C’est au Théâtre Denis-Pelletier que le Nouveau Théâtre Urbain présente La Bête. Cette pièce de David Hirson ne date que de 1991 mais nous transporte quelques siècles en arrière, au temps de Molière. Nous sommes donc en 1654, et la troupe d’Elomire va mal. Depuis quelques temps, celui-ci n’écrit que des pièces trop sérieuses et ennuyeuses. Le prince de Conti, grand défenseur des arts, tente d’égayer le tout en introduisant dans la troupe, malgré les sentiments d’Elomire, un artiste de rue. Un homme, à première vue dépourvu de toute raison, insupportable et grotesque, un certain Valère.
S’en suit une tragédie en vers pour nous faire rire, voilà le propos de ce délire théâtral.
Le premier acte est simplement époustouflant. Valère entre en scène avec les allures d’un Jacques Sparrow en postillonnant et en crachant ce qui aux yeux du public dégouté apparaît comme des litres de salives. Il court à droite et à gauche en racontant des absurdités monstres dissimulées dans une tirade qui n’en finit pas. Un quasi monologue qui pousse le public à être aussi frustré qu’Elomire, lequel ne peut pas se débarrasser de l’énergumène à cause des ordres du prince. Valère est en plein délire, il crie, court, pisse au fond de la scène, renverse son verre plein puis se ressert, transperce un fauteuil et arrache les pages du cahier d’Elomire avant d’enfoncer son mouchoir dans sa bouche pour enfin se taire. Pensez à la personne qui provoque chez vous un agacement des plus irritant et vous comprendrez ce qu’il faut endurer pendant plus d’une heure.

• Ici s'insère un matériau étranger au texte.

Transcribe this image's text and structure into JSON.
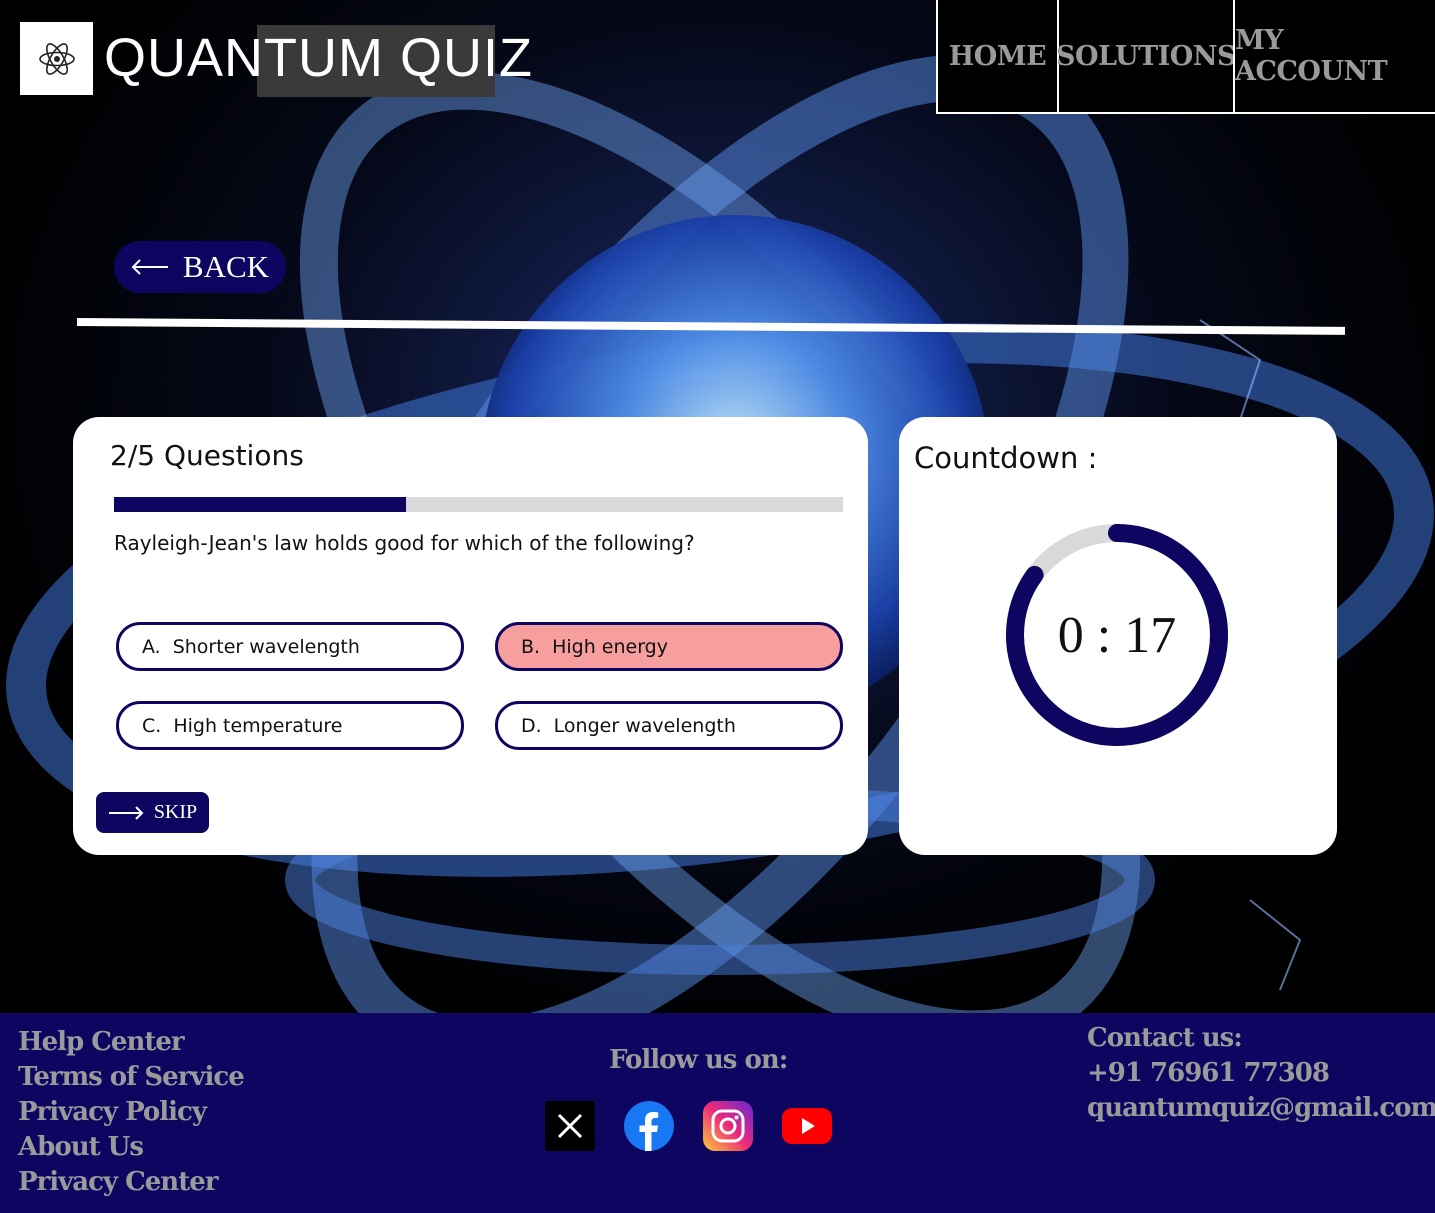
{
  "header": {
    "brand": "QUANTUM QUIZ",
    "nav": [
      "HOME",
      "SOLUTIONS",
      "MY ACCOUNT"
    ]
  },
  "back_button": {
    "label": "BACK"
  },
  "quiz": {
    "count_label": "2/5 Questions",
    "progress": 0.4,
    "question": "Rayleigh-Jean's law holds good for which of the following?",
    "options": [
      {
        "letter": "A.",
        "text": "Shorter wavelength"
      },
      {
        "letter": "B.",
        "text": "High energy"
      },
      {
        "letter": "C.",
        "text": "High temperature"
      },
      {
        "letter": "D.",
        "text": "Longer wavelength"
      }
    ],
    "selected": "B",
    "skip_label": "SKIP"
  },
  "countdown": {
    "title": "Countdown :",
    "time": "0 : 17",
    "remaining_fraction": 0.85
  },
  "footer": {
    "links": [
      "Help Center",
      "Terms of Service",
      "Privacy Policy",
      "About Us",
      "Privacy Center"
    ],
    "follow_label": "Follow us on:",
    "socials": [
      "x-icon",
      "facebook-icon",
      "instagram-icon",
      "youtube-icon"
    ],
    "contact_label": "Contact us:",
    "phone": "+91 76961 77308",
    "email": "quantumquiz@gmail.com"
  },
  "colors": {
    "primary": "#0d0560",
    "selected_option": "#f79e9e",
    "track": "#d9d9d9",
    "footer_text": "#9a9a9a"
  }
}
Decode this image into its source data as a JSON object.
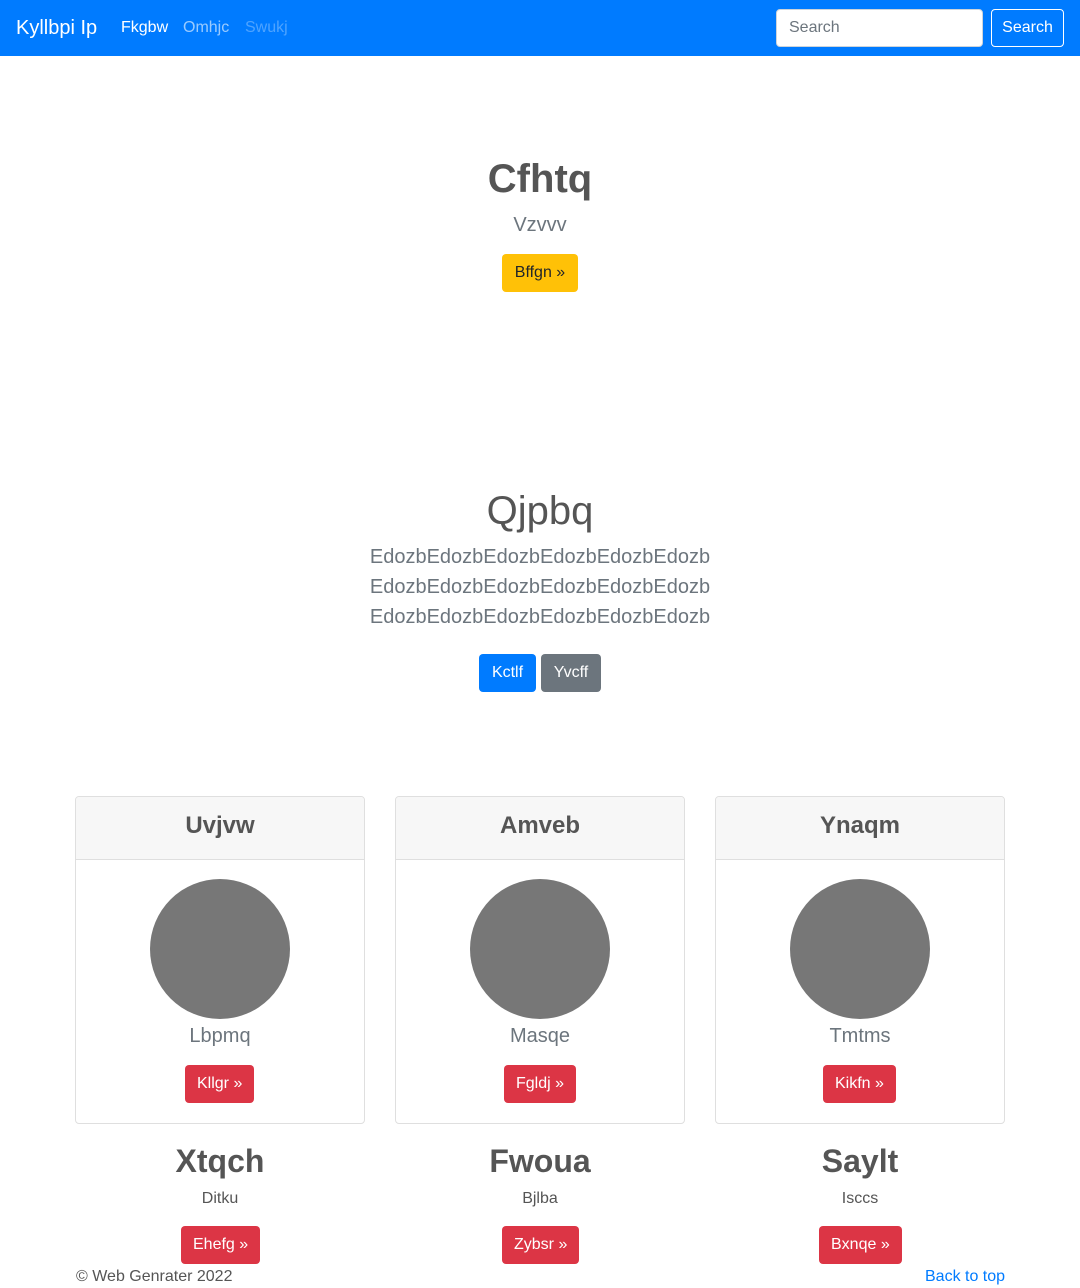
{
  "navbar": {
    "brand": "Kyllbpi Ip",
    "links": [
      "Fkgbw",
      "Omhjc",
      "Swukj"
    ],
    "search_placeholder": "Search",
    "search_button": "Search",
    "color": "#007bff"
  },
  "hero": {
    "title": "Cfhtq",
    "subtitle": "Vzvvv",
    "button": "Bffgn »"
  },
  "section2": {
    "title": "Qjpbq",
    "lines": [
      "EdozbEdozbEdozbEdozbEdozbEdozb",
      "EdozbEdozbEdozbEdozbEdozbEdozb",
      "EdozbEdozbEdozbEdozbEdozbEdozb"
    ],
    "primary_button": "Kctlf",
    "secondary_button": "Yvcff"
  },
  "cards": [
    {
      "header": "Uvjvw",
      "text": "Lbpmq",
      "button": "Kllgr »"
    },
    {
      "header": "Amveb",
      "text": "Masqe",
      "button": "Fgldj »"
    },
    {
      "header": "Ynaqm",
      "text": "Tmtms",
      "button": "Kikfn »"
    }
  ],
  "columns": [
    {
      "title": "Xtqch",
      "sub": "Ditku",
      "button": "Ehefg »"
    },
    {
      "title": "Fwoua",
      "sub": "Bjlba",
      "button": "Zybsr »"
    },
    {
      "title": "Saylt",
      "sub": "Isccs",
      "button": "Bxnqe »"
    }
  ],
  "footer": {
    "copyright": "© Web Genrater 2022",
    "back_to_top": "Back to top"
  }
}
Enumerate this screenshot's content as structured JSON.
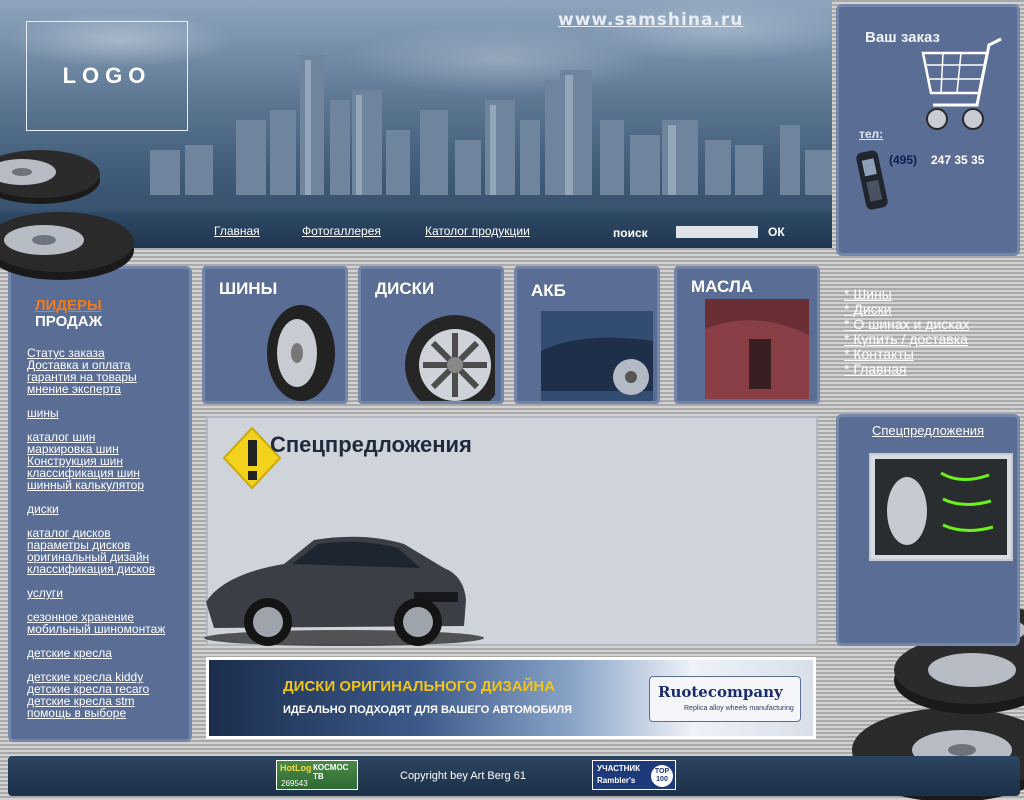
{
  "header": {
    "logo": "LOGO",
    "site_url": "www.samshina.ru",
    "nav": [
      "Главная",
      "Фотогаллерея",
      "Католог продукции"
    ],
    "search_label": "поиск",
    "search_button": "ОК"
  },
  "order": {
    "title": "Ваш заказ",
    "phone_label": "тел:",
    "phone_code": "(495)",
    "phone_number": "247 35 35"
  },
  "sidebar": {
    "leaders_line1": "ЛИДЕРЫ",
    "leaders_line2": "ПРОДАЖ",
    "links": [
      "Статус заказа",
      "Доставка и оплата",
      "гарантия на товары",
      "мнение эксперта",
      "шины",
      "каталог шин",
      "маркировка шин",
      "Конструкция шин",
      "классификация шин",
      "шинный калькулятор",
      "диски",
      "каталог дисков",
      "параметры дисков",
      "оригинальный дизайн",
      "классификация дисков",
      "услуги",
      "сезонное хранение",
      "мобильный шиномонтаж",
      "детские кресла",
      "детские кресла kiddy",
      "детские кресла recaro",
      "детские кресла stm",
      "помощь в выборе"
    ]
  },
  "categories": [
    "ШИНЫ",
    "ДИСКИ",
    "АКБ",
    "МАСЛА"
  ],
  "right_menu": [
    "* Шины",
    "* Диски",
    "* О шинах и дисках",
    "* Купить / доставка",
    "* Контакты",
    "* Главная"
  ],
  "special": {
    "title": "Спецпредложения",
    "side_title": "Спецпредложения"
  },
  "banner": {
    "line1": "ДИСКИ ОРИГИНАЛЬНОГО ДИЗАЙНА",
    "line2": "ИДЕАЛЬНО ПОДХОДЯТ ДЛЯ ВАШЕГО АВТОМОБИЛЯ",
    "logo_name": "Ruotecompany",
    "logo_sub": "Replica alloy wheels manufacturing"
  },
  "footer": {
    "copyright": "Copyright bey Art Berg 61",
    "counter1_a": "HotLog",
    "counter1_b": "КОСМОС ТВ",
    "counter1_c": "269543",
    "counter2_a": "УЧАСТНИК",
    "counter2_b": "Rambler's",
    "counter2_c": "TOP 100"
  }
}
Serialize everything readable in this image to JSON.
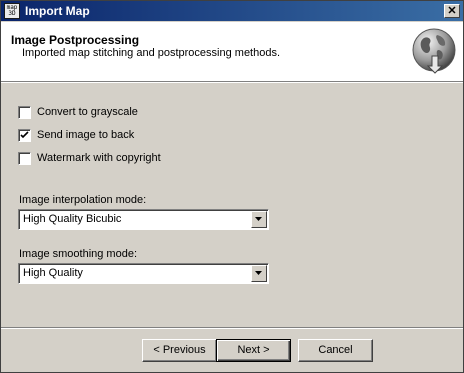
{
  "window": {
    "title": "Import Map",
    "app_icon_text": "map3D",
    "close_glyph": "✕"
  },
  "header": {
    "title": "Image Postprocessing",
    "subtitle": "Imported map stitching and postprocessing methods.",
    "icon": "globe-download-icon"
  },
  "options": [
    {
      "label": "Convert to grayscale",
      "checked": false
    },
    {
      "label": "Send image to back",
      "checked": true
    },
    {
      "label": "Watermark with copyright",
      "checked": false
    }
  ],
  "interpolation": {
    "label": "Image interpolation mode:",
    "value": "High Quality Bicubic"
  },
  "smoothing": {
    "label": "Image smoothing mode:",
    "value": "High Quality"
  },
  "buttons": {
    "previous": "< Previous",
    "next": "Next >",
    "cancel": "Cancel"
  },
  "colors": {
    "titlebar_start": "#0a246a",
    "titlebar_end": "#3a6ea5",
    "dialog_bg": "#d4d0c8"
  }
}
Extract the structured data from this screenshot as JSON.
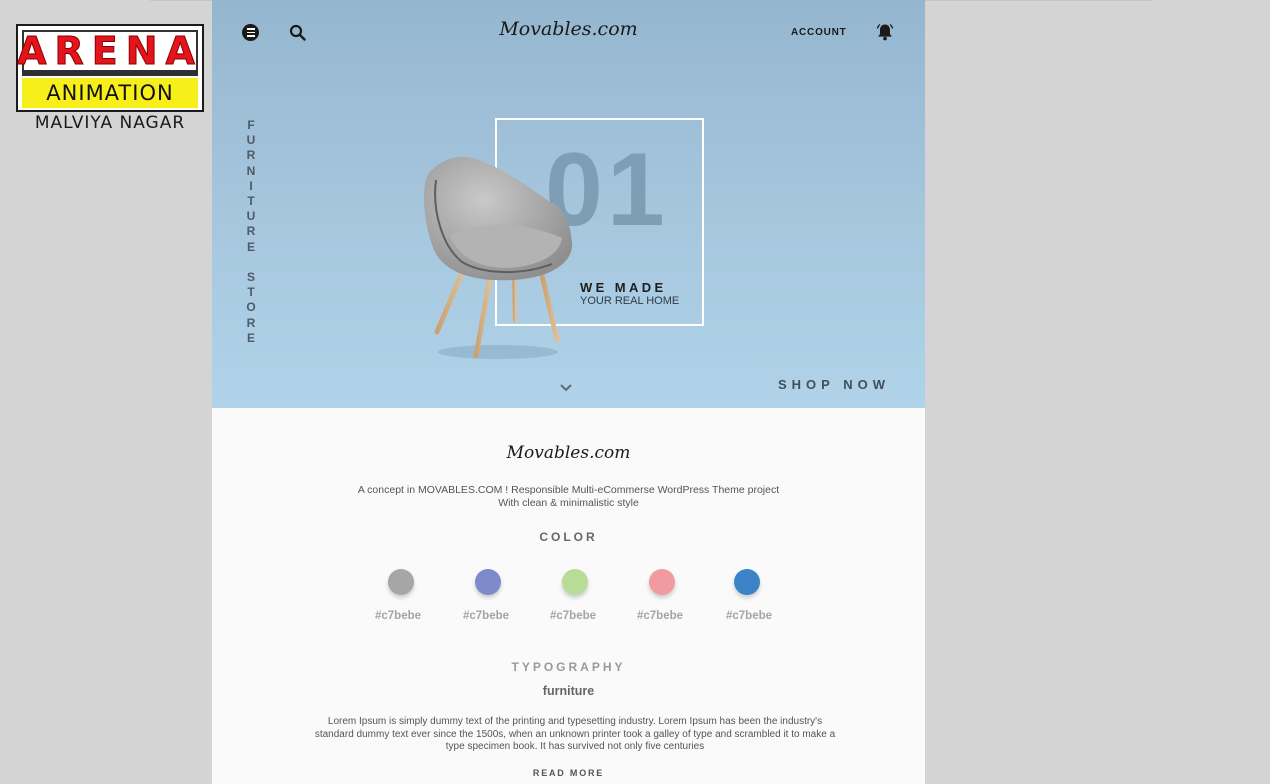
{
  "watermark": {
    "line1": "ARENA",
    "line2": "ANIMATION",
    "line3": "MALVIYA NAGAR"
  },
  "header": {
    "brand": "Movables.com",
    "account_label": "ACCOUNT",
    "menu_icon": "menu-icon",
    "search_icon": "search-icon",
    "bell_icon": "bell-icon"
  },
  "hero": {
    "vertical_text": [
      "F",
      "U",
      "R",
      "N",
      "I",
      "T",
      "U",
      "R",
      "E",
      " ",
      "S",
      "T",
      "O",
      "R",
      "E"
    ],
    "number": "01",
    "headline": "WE MADE",
    "subline": "YOUR REAL HOME",
    "cta": "SHOP NOW",
    "background_color": "#a6c7de"
  },
  "intro": {
    "brand": "Movables.com",
    "description_line1": "A concept in MOVABLES.COM ! Responsible Multi-eCommerse WordPress Theme project",
    "description_line2": "With clean & minimalistic style"
  },
  "colors": {
    "title": "COLOR",
    "swatches": [
      {
        "fill": "#a6a6a6",
        "label": "#c7bebe"
      },
      {
        "fill": "#7f8acb",
        "label": "#c7bebe"
      },
      {
        "fill": "#b8dc95",
        "label": "#c7bebe"
      },
      {
        "fill": "#f19ba1",
        "label": "#c7bebe"
      },
      {
        "fill": "#3b82c8",
        "label": "#c7bebe"
      }
    ]
  },
  "typography": {
    "title": "TYPOGRAPHY",
    "sample_word": "furniture",
    "lorem": "Lorem Ipsum is simply dummy text of the printing and typesetting industry. Lorem Ipsum has been the industry's standard dummy text ever since the 1500s, when an unknown printer took a galley of type and scrambled it to make a type specimen book. It has survived not only five centuries",
    "read_more": "READ MORE"
  }
}
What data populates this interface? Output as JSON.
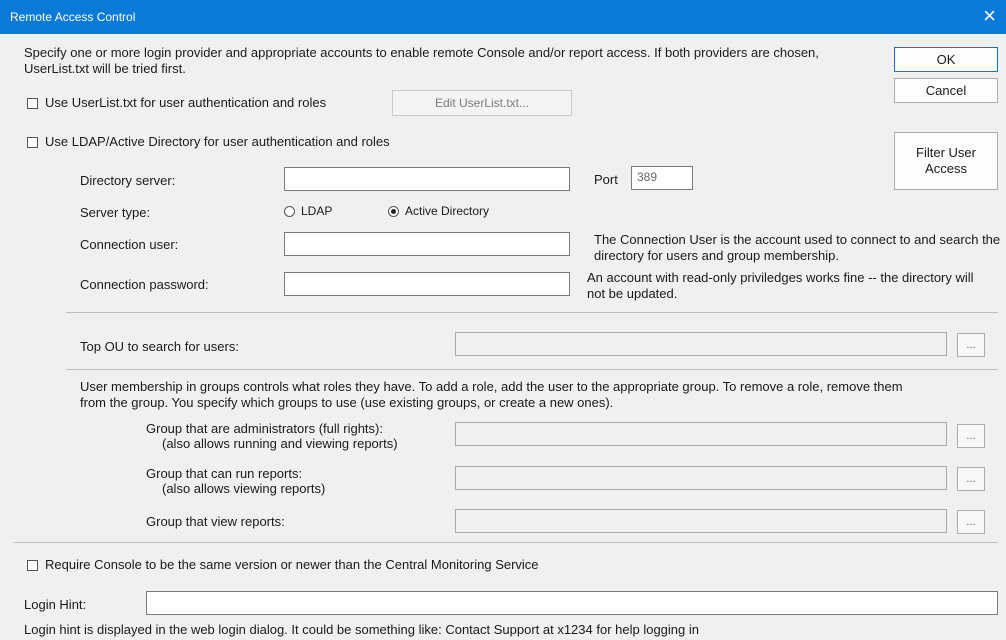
{
  "window": {
    "title": "Remote Access Control",
    "close_glyph": "×"
  },
  "intro_text": "Specify one or more login provider and appropriate accounts to enable remote Console and/or report access.  If both providers are chosen, UserList.txt will be tried first.",
  "buttons": {
    "ok": "OK",
    "cancel": "Cancel",
    "filter_user_access": "Filter User Access",
    "edit_userlist": "Edit UserList.txt...",
    "browse": "..."
  },
  "options": {
    "use_userlist": {
      "label": "Use UserList.txt for user authentication and roles",
      "checked": false
    },
    "use_ldap": {
      "label": "Use LDAP/Active Directory for user authentication and roles",
      "checked": false
    },
    "require_console_version": {
      "label": "Require Console to be the same version or newer than the Central Monitoring Service",
      "checked": false
    }
  },
  "ldap": {
    "directory_server_label": "Directory server:",
    "directory_server_value": "",
    "port_label": "Port",
    "port_value": "389",
    "server_type_label": "Server type:",
    "server_type_options": [
      "LDAP",
      "Active Directory"
    ],
    "server_type_selected": "Active Directory",
    "connection_user_label": "Connection user:",
    "connection_user_value": "",
    "connection_password_label": "Connection password:",
    "connection_password_value": "",
    "connection_note_1": "The Connection User is the account used to connect to and search the directory for users and group membership.",
    "connection_note_2": "An account with read-only priviledges works fine -- the directory will not be updated.",
    "top_ou_label": "Top OU to search for users:",
    "top_ou_value": "",
    "groups_description": "User membership in groups controls what roles they have. To add a role, add the user to the appropriate group. To remove a role, remove them from the group.  You specify which groups to use (use existing groups, or create a new ones).",
    "admin_group_label_1": "Group that are administrators (full rights):",
    "admin_group_label_2": "(also allows running and viewing reports)",
    "admin_group_value": "",
    "run_group_label_1": "Group that can run reports:",
    "run_group_label_2": "(also allows viewing reports)",
    "run_group_value": "",
    "view_group_label": "Group that view reports:",
    "view_group_value": ""
  },
  "login_hint": {
    "label": "Login Hint:",
    "value": "",
    "description": "Login hint is displayed in the web login dialog.  It could be something like: Contact Support at x1234 for help logging in"
  }
}
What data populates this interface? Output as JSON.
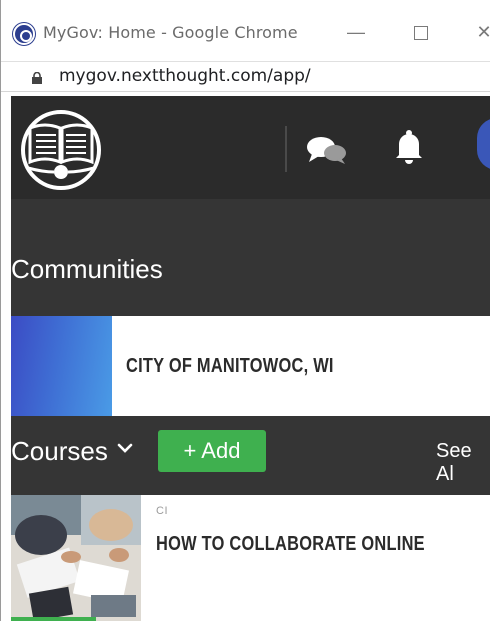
{
  "window": {
    "title": "MyGov: Home - Google Chrome",
    "url": "mygov.nextthought.com/app/",
    "minimize_glyph": "—",
    "close_glyph": "✕"
  },
  "header": {
    "logo": "book-seal-logo",
    "icons": [
      "chat-icon",
      "bell-icon"
    ],
    "avatar_color": "#3a57b8"
  },
  "communities": {
    "title": "Communities",
    "items": [
      {
        "name": "CITY OF MANITOWOC, WI"
      }
    ]
  },
  "courses": {
    "title": "Courses",
    "add_label": "+ Add",
    "see_all_label": "See Al",
    "items": [
      {
        "code": "CI",
        "title": "HOW TO COLLABORATE ONLINE"
      }
    ]
  },
  "colors": {
    "header_bg": "#2b2b2b",
    "main_bg": "#353535",
    "accent_green": "#3fb04f",
    "community_blue": "#3f6fd4"
  }
}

Le deuxième acte arrive à changer la mise. Valère, accablé par les insistances du seigneur, doit lui jouer sa dernière pièce en collaboration avec la troupe d’Elomire qui se montre bien réticente. Au malheur d’Elomire, la pièce gagne le cœur de sa troupe qui retourne sa chemise pour se ranger dans le camp de Valère.
L’inévitable dispute éclate. Pouvons-nous briser les règles de bienséance ? Que diront les critiques ? Et puis avons-nous tort de les écouter ? Devons-nous satisfaire notre esprit intellectuel ou les attentes du public ? Une dispute qui s’apparente à celle des anciens et des modernes. Valère est en effet un homme brillant, qui a le malheur de ne pas savoir tenir son excentricité en société. Devrions-nous tous reconnaître que le mot « mot » est en effet plat et qu’on devrait le remplacer par « verbobo » ? Et puis le verbobo « chaise », ce n’est pas joli non plus, comme sonorité. Valère a raison, nous devrions tous nous asseoir sur des « francesca ». C’est une pièce qui témoigne des vrais problèmes de communication que nous pouvons avoir. Un problème qui s’étend même jusqu’au personnage de Dorine, cette adolescente qui ne prononce qu’une seule syllabe dans l’espoir de se faire comprendre et qui hurle à se briser les cordes vocales lorsque son interlocuteur interprète correctement ses propos.
Enfin, malgré les thèmes sérieux qui donnent un certain sens à la pièce, celle-ci vous fera rire à en pleurer. Un spectacle à ne pas manquer.